Highest unmitigated severity: P1.

Static review only. I did not run pytest here because the local Python environment is missing numpy.

Executive Summary

  • The prior CallawaySantAnna survey+cluster/PSU concern looks resolved: this PR now explicitly rejects strata/PSU/FPC for CS survey support and documents the deferred full-design path in the registry/TODO.
  • The remaining blocker is new: CallawaySantAnna now feeds survey df from the long panel into unit-level ATT(g,t) and aggregation inference, which overstates degrees of freedom and makes p-values/CIs too optimistic.
  • ImputationDiD and TwoStageDiD survey threading is broadly aligned with the new registry notes, including effective-PSU injection for panel inference.
  • weighted solve_logit() and the TripleDifference IPW/DR unblocking look internally consistent and are documented in the registry.
  • Minor documentation issue remains: TwoStageDiD survey docstrings still call its variance “Theorem 3 variance,” but the implementation is a weighted GMM sandwich.

Methodology

  • Severity P1. Impact: In the new weights-only CallawaySantAnna survey path, survey metadata and df_survey are resolved on the long panel before the estimator collapses to one score per unit.

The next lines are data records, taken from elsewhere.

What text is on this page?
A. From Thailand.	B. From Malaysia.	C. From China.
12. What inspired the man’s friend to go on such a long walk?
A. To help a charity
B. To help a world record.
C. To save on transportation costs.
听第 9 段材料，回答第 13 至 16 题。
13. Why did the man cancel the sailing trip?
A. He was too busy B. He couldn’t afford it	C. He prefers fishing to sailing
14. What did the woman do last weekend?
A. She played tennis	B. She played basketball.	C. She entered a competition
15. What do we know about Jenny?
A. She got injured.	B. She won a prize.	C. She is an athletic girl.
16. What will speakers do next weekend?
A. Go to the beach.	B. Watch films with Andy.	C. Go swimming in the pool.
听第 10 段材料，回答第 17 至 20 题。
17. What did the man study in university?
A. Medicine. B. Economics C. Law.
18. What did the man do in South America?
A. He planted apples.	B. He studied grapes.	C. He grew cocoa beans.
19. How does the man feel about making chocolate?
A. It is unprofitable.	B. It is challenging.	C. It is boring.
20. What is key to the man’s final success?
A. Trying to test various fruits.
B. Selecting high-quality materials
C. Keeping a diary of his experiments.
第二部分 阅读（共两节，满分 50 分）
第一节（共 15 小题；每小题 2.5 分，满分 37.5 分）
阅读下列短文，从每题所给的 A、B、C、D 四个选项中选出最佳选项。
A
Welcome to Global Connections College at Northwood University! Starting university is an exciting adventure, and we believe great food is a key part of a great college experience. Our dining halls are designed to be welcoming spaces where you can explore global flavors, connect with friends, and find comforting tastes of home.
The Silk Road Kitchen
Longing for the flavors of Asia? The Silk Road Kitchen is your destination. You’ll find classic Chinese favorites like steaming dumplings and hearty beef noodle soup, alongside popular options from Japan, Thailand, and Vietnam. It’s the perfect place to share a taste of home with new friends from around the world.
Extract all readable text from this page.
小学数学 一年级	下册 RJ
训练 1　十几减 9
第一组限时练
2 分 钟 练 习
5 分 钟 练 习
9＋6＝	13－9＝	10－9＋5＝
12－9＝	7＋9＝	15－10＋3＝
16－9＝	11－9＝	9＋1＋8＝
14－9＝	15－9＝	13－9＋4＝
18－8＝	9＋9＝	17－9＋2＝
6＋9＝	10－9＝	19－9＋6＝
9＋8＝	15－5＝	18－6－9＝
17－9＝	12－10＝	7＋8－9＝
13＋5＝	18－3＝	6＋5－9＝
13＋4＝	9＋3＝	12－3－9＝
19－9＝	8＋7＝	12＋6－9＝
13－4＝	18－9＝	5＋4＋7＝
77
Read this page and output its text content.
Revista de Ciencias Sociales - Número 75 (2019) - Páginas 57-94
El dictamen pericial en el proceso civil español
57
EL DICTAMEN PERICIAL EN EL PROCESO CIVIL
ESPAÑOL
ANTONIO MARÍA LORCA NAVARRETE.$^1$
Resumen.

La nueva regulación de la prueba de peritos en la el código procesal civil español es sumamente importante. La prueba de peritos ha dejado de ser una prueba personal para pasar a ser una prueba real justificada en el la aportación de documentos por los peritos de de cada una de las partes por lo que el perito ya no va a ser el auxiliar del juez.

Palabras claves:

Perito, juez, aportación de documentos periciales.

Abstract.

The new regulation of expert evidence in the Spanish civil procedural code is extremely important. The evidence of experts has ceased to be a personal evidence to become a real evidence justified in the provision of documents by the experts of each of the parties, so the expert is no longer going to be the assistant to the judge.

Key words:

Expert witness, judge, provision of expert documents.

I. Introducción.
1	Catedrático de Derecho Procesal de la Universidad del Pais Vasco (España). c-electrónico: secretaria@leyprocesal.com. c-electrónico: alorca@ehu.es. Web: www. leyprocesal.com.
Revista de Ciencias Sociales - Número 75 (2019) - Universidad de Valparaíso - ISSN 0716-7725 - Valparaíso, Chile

The code then uses that row-level df in safe_inference / safe_inference_batch for ATT(g,t), overall ATT, event-study, and group aggregation. For panel data, that silently uses roughly n_rows - 1 instead of n_units - 1, so the new survey path reports p-values that are too small and CIs that are too narrow. This is especially clear because the same code also collapses survey weights to one per unit for estimation, and _validate_unit_constant_survey() is only needed for panel estimators that collapse survey info within unit. See diff_diff/survey.py:L295-L305, diff_diff/survey.py:L393-L430, diff_diff/staggered.py:L393-L414, diff_diff/staggered.py:L1181-L1412, diff_diff/staggered_aggregation.py:L558-L564, and diff_diff/staggered_aggregation.py:L646-L652. Concrete fix: after _validate_unit_constant_survey(), construct a unit-collapsed survey design/metadata for CS (one weight per unit, matching all_units) and thread that unit-level df_survey through all CS inference calls; do not reuse the long-panel ResolvedSurveyDesign.df_survey for this estimator.
  • Severity P3. Impact: The PR’s documented CS survey limitations are properly mitigated under repo policy: full design-based CS SEs are rejected at runtime, and survey+covariates for IPW/DR is explicitly gated and tracked. See diff_diff/staggered.py:L1200-L1234, REGISTRY.md:L419-L421, and TODO.md:L55-L56. Concrete fix: none.

Code Quality

  • No findings.

Performance

  • No findings.

Maintainability

  • No findings.

Tech Debt

  • Severity P3. Impact: The added TODO entries correctly track the deferrable CS survey limitations, so those items are informational rather than blocking. See TODO.md:L55-L56. Concrete fix: none.

Security

  • No findings.

Documentation/Tests

Path to Approval

  1. In CallawaySantAnna, recompute survey metadata and df_survey on the unit-collapsed design, not the long panel, and use that unit-level df in all CS safe_inference / safe_inference_batch calls.
  2. Add a regression test for weights-only CS panel data that fails if survey_metadata.df_survey equals len(data) - 1 instead of n_units - 1, and cover aggregate="simple", aggregate="event_study", and aggregate="group".
  3. Update the two TwoStageDiD survey docstrings to say PSU feeds the weighted GMM sandwich variance, not “Theorem 3 variance.”

CallawaySantAnna operates at unit level, so df_survey should be n_units-1
for weights-only designs, not n_obs-1 from the long panel. The panel-level
df overstated degrees of freedom, making p-values/CIs too optimistic.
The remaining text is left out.